Which is also interesting in the context that the arrest was coming, though the disciples did not now.  So to them, staying awake to keep from temptation, may have been a struggle on more than one occasion.  Their humanity made prayer and alertness more difficult, them to aloofness.  And into this temptation they would falter.

But the God-Man, Jesus, had a prayer routine.  Had a ritual.  Had a set-aside time and place.  Had a plan for prayer.  His humanity needed it, his God-self communed it.  His footsteps made, firm and faithful, for the disciples to follow.



Friday, November 30, 2018

No Mother's Hand To Hold. On Mary.

"no mother's hand to hold..."

Sitting in my chair, the cusp of advent upon me.  Sitting empty.  Full all around, full cup of tea, full chair of blankets, full house of heat, full boxes of gifts. Yet empty soul: coming, kneeling before God, approaching the Christmas season, but really, actually, living advent.  Living the waiting. Urging for hope.

In my musing, my waiting, my empty, I paused and listened, guitar chords melancholy, but voice pitched through clear and storytelling, stringing notes and words.  The messy of birth, the cold of desert sky, the crying of the night, the tears upon her face.

Then this line sung out:

"no mother's hand to hold..."

I sat back.  Stopped.  Sunk the words in.  Let them seep in like love and mercy and known during this season of living empty and sad, with no mother's hand to hold.  And all that is absent because of that -no mother's hand to hold.

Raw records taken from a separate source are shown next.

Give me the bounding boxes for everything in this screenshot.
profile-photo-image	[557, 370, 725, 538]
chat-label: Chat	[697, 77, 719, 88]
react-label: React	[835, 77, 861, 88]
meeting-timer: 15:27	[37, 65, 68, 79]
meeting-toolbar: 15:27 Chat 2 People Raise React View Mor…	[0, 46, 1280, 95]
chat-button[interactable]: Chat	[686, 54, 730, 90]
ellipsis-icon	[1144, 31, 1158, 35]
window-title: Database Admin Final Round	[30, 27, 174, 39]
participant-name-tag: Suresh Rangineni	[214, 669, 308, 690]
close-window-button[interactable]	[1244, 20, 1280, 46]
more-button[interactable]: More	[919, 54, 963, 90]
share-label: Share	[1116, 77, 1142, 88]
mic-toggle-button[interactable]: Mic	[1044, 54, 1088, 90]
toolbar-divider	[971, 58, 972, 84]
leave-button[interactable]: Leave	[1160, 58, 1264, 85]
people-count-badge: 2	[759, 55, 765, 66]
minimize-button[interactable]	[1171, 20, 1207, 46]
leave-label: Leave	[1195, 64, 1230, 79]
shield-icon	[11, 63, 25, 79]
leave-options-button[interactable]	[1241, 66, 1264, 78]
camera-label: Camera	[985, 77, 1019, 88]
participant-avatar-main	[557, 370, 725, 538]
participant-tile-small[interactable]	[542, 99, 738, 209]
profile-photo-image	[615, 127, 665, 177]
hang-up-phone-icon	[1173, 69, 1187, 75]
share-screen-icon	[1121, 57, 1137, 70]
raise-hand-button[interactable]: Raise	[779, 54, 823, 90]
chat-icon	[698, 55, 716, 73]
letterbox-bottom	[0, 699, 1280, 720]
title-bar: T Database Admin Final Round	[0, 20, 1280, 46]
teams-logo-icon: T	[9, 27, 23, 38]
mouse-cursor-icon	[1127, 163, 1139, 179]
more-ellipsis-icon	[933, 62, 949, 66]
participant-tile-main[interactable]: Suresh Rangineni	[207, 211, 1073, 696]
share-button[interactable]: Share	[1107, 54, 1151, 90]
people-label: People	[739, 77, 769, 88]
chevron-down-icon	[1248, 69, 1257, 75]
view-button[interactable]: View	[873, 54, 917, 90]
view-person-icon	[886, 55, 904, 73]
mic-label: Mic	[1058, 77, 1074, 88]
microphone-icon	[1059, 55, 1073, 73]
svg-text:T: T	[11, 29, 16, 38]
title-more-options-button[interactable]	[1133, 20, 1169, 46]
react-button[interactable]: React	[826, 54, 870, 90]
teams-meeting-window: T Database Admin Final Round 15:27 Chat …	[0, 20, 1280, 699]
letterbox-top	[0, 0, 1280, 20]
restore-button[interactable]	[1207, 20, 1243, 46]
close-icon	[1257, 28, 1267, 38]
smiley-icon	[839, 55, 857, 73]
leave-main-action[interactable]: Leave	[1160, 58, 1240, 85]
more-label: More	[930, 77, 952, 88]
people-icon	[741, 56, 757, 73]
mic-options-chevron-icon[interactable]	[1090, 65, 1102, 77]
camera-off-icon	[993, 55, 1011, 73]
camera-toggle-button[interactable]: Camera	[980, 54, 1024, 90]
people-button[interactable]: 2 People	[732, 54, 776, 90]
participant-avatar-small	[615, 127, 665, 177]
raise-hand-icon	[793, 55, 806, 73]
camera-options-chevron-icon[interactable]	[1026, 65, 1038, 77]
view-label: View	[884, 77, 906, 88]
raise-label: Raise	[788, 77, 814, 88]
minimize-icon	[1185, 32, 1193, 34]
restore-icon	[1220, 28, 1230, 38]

And something in the line hugged my heart and slid love over me with Mary.  A different knowing, a different recognition, a different awe, lying cold in that cave, because of Christ.

I paused on that moment, that miracle.  But that painful space in history when a worn, weary, wandering woman trembled giving birth, alone.  And I felt it, with her.

Then God sat me there, for minutes, for hours, praying and pausing on that moment of Mary, but that moment of Him, too.  He wanted me to stop, to pause, to see.  To see more than Mary, more than the moment, more of Him.

God held her, with no mother's hand to hold.

God had a plan, with a city not her own.

God had her hope, with a future so unknown.

She lay in her weeping, in her agony, in her giving of birth.  But God had a plan, a hope.  God would use this woman, with no mother's hand to hold.

So perhaps for me, too, God holds a plan, a hope.  And perhaps too he will enfold me, with no mother's hand to hold.


@ Behold The Lamb, "Labor of Love" ~ Andrew Peterson and Jill Phillips

Saturday, November 3, 2018

Courage to Encourage.

"Let him among you who is without sin, cast the first stone." John 8:7

What would it look like to put down our stones?  To put them down in our hearts?  What would it look like to breach the motherhood gaps, and not just silence the spoken, but engage and humble and hug?

"Put on them, as God's chosen ones, holy and beloved, compassionate hearts, kindness, humility, meekness, patience, bearing with one another..."  Colossians 3:12

What if we took steps, active willingness of the heart, to humble ourselves and our opinions, and instead extend encouragement, love, grace, and hope to the other?  To help paint a picture of hope for her children, for their future.  To to listen and then let be.  To give words of life, to lift up, to gather courage to encourage.  To trust grace, to offer mercy, to seek joy for the other.  In whatever that may be.  To seek Jesus, wholeness, and life, for her, her family, and her God of love.